Arbitration in South Africa has become a far easier and more affordable way of settling disputes. Even the common layman can easily defend himself and his rights with out incurring great costs or waiting long periods of time waiting for court litigation. When a dispute involves technical matters, it is often useful to arbitrate the dispute as arbitration allows for the parties to appoint the arbitrator. This ensures that the person who arbitrates the dispute is experienced in the field to which the arbitration relates.
Currently, the waiting period for a trial date in the South Gauteng High Court is between eighteen months to two years from the date that pleadings close. Arbitration, however, does not have this time delay. Once pleadings have closed, the arbitrator and the parties can set the matter down for hearing at any time that is convenient. Furthermore, the fact that the arbitrator and the parties choose the dates of hearing (as opposed to merely having a date allocated) ensures that the parties’ legal teams are available to argue our matter. There is no such guarantee when trial dates are allocated by the courts.

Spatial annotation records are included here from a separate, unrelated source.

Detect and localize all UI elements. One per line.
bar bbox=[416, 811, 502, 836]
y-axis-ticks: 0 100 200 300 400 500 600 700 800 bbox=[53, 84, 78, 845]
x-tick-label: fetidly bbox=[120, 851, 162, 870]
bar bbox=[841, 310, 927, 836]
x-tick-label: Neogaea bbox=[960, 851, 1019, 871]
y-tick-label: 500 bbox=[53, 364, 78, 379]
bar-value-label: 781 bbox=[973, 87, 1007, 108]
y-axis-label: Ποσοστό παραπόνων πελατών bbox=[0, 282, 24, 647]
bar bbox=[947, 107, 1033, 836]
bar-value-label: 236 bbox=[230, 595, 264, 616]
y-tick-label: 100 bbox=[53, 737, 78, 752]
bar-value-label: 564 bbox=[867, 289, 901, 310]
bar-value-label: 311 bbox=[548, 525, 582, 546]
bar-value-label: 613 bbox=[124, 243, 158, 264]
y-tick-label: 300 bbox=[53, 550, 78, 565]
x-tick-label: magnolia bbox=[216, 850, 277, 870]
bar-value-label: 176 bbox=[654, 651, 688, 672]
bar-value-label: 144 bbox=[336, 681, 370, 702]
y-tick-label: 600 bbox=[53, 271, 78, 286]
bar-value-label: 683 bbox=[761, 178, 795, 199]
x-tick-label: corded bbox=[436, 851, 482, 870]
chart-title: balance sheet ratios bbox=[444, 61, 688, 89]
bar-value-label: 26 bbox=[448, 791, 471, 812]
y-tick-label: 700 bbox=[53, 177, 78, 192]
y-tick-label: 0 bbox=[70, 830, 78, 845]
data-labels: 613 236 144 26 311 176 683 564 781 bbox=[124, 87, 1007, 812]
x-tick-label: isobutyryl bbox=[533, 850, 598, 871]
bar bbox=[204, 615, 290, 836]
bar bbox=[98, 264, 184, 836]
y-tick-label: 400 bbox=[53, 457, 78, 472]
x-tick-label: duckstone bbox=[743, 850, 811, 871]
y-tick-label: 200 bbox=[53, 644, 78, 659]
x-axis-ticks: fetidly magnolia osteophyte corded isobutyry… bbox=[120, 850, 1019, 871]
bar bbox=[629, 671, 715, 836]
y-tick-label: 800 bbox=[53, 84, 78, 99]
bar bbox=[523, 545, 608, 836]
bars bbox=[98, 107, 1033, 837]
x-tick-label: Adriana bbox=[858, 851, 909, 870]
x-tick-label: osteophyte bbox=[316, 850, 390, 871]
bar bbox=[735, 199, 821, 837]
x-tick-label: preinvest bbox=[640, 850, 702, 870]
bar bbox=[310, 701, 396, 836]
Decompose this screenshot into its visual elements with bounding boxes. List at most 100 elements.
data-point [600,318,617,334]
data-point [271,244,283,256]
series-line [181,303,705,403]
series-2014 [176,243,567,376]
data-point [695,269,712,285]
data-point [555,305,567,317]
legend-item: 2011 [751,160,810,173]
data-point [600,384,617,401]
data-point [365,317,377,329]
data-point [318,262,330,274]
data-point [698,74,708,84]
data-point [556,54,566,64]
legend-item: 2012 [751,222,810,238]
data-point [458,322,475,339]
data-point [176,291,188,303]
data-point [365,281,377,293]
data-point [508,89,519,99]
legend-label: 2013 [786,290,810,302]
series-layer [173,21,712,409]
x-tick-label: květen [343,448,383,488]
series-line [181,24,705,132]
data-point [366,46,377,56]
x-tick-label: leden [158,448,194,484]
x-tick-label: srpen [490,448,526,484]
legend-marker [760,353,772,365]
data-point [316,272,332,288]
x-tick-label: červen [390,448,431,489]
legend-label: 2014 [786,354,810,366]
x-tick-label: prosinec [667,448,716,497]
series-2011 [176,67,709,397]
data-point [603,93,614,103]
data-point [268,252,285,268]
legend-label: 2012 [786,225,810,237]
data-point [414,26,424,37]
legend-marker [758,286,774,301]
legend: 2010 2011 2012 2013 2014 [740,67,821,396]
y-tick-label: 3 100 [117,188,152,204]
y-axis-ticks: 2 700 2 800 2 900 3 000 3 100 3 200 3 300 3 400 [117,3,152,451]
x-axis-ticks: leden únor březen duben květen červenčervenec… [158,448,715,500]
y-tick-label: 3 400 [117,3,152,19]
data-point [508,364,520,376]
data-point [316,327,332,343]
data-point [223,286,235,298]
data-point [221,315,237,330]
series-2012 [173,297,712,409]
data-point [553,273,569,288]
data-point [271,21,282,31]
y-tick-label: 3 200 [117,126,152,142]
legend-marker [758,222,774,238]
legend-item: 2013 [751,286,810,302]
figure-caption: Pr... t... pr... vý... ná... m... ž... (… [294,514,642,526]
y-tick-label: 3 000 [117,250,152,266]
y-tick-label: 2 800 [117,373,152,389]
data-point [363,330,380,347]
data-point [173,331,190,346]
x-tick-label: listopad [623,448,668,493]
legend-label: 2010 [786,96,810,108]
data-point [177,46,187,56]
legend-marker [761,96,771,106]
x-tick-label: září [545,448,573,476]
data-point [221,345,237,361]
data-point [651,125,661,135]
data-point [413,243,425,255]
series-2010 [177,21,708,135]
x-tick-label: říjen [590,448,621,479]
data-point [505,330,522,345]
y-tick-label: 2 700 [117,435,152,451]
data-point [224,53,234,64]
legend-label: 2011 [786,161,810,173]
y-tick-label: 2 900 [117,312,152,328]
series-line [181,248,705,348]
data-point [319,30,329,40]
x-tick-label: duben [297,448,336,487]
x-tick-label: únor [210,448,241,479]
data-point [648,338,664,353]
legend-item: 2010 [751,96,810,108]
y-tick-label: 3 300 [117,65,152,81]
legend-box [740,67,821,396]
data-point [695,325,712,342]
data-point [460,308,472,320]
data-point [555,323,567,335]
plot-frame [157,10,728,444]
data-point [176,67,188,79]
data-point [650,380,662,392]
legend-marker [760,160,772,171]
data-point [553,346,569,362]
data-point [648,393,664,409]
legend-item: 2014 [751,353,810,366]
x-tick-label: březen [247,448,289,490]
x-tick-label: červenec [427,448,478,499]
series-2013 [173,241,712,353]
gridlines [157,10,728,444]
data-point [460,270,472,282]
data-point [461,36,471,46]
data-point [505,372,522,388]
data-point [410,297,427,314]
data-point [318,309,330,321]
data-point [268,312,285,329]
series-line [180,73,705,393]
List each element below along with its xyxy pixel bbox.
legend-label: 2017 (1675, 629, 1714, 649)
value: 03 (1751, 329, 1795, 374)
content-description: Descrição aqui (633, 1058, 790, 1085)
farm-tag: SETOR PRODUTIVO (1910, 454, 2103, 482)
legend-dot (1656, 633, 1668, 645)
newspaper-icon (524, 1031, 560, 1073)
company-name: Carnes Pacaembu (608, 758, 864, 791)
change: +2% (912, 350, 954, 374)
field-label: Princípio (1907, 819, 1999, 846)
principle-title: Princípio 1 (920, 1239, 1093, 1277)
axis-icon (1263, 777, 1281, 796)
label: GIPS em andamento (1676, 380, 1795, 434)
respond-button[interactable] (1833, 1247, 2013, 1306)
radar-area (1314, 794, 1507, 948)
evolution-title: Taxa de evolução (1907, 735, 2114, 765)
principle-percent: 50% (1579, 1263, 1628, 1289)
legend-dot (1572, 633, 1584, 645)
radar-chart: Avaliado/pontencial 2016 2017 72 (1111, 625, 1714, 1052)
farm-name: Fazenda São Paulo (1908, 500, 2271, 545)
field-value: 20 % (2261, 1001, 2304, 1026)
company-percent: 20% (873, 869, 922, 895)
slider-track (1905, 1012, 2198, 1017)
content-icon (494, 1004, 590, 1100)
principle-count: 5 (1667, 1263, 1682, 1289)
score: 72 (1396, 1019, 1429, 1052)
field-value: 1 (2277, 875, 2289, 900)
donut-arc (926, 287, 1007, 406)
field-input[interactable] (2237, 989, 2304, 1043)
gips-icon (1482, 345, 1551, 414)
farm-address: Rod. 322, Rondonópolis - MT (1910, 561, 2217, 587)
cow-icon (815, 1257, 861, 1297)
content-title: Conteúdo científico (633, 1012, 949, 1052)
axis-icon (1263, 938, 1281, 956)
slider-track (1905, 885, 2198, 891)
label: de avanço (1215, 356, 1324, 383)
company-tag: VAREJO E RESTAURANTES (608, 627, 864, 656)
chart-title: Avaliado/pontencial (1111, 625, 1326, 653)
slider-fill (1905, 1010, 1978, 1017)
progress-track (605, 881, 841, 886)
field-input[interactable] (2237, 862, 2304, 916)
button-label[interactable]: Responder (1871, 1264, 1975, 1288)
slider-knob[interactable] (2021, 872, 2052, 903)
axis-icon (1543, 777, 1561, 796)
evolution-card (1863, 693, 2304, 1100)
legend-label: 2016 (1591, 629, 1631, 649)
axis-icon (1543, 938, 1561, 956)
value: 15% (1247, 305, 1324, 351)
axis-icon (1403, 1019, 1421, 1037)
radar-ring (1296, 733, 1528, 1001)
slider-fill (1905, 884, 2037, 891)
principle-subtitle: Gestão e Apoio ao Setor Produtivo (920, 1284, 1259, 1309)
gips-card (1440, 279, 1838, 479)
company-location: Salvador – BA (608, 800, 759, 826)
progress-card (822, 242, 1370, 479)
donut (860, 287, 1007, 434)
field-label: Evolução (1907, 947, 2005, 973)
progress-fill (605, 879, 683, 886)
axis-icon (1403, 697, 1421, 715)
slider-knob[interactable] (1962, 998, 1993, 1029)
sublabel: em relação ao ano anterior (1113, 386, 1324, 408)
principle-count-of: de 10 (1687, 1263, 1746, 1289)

In most cases arbitration agreements are upheld by both parties as it avoids any further complications. Arbitrations are governed by the Arbitration Act 42 of 1965. Usually, once parties agree to have a dispute arbitrated, an arbitration agreement is signed which sets out the rules by which the arbitration will be governed. Alternatively, if the Arbitration Foundation of South Africa (“AFSA”) is used, the AFSA rules will apply to the arbitration. However in some cases it might be necessary to take further action to secure payment.
In such cases where a party fails to meet the agreement, the prevailing party must seek to enforce the award by asking a court where the losing party has assets to turn the arbitration award into a court judgment, upon which the judge can then issue a fieri facias (“fi fa” in short), which is an order to the local sheriff to seize enough property of the losing party to make the prevailing party whole again, as well as to in most cases cover the court costs incurred by the entire process of enforcement. This is also helps for most arbitration agreements to be up held, as in most cases in would involve much higher court expenses and the loss of property and embarrassment of having it forcefully removed. Either party may also ask a court to recognize the arbitration award to prevent the other party from filing a lawsuit for the same dispute in that jurisdiction. Please note that the court should drop the lawsuit once you as the defendant show them the dispute has already been arbitrated.
Recognition of an award is simply a quicker and less costly prevention strategy for when you think the opposing party is likely to file a lawsuit against all odds. These two processes of recognition and enforcement of arbitration awards are possible in all jurisdictions of the 146 countries that signed the 1958 UN Convention of New York.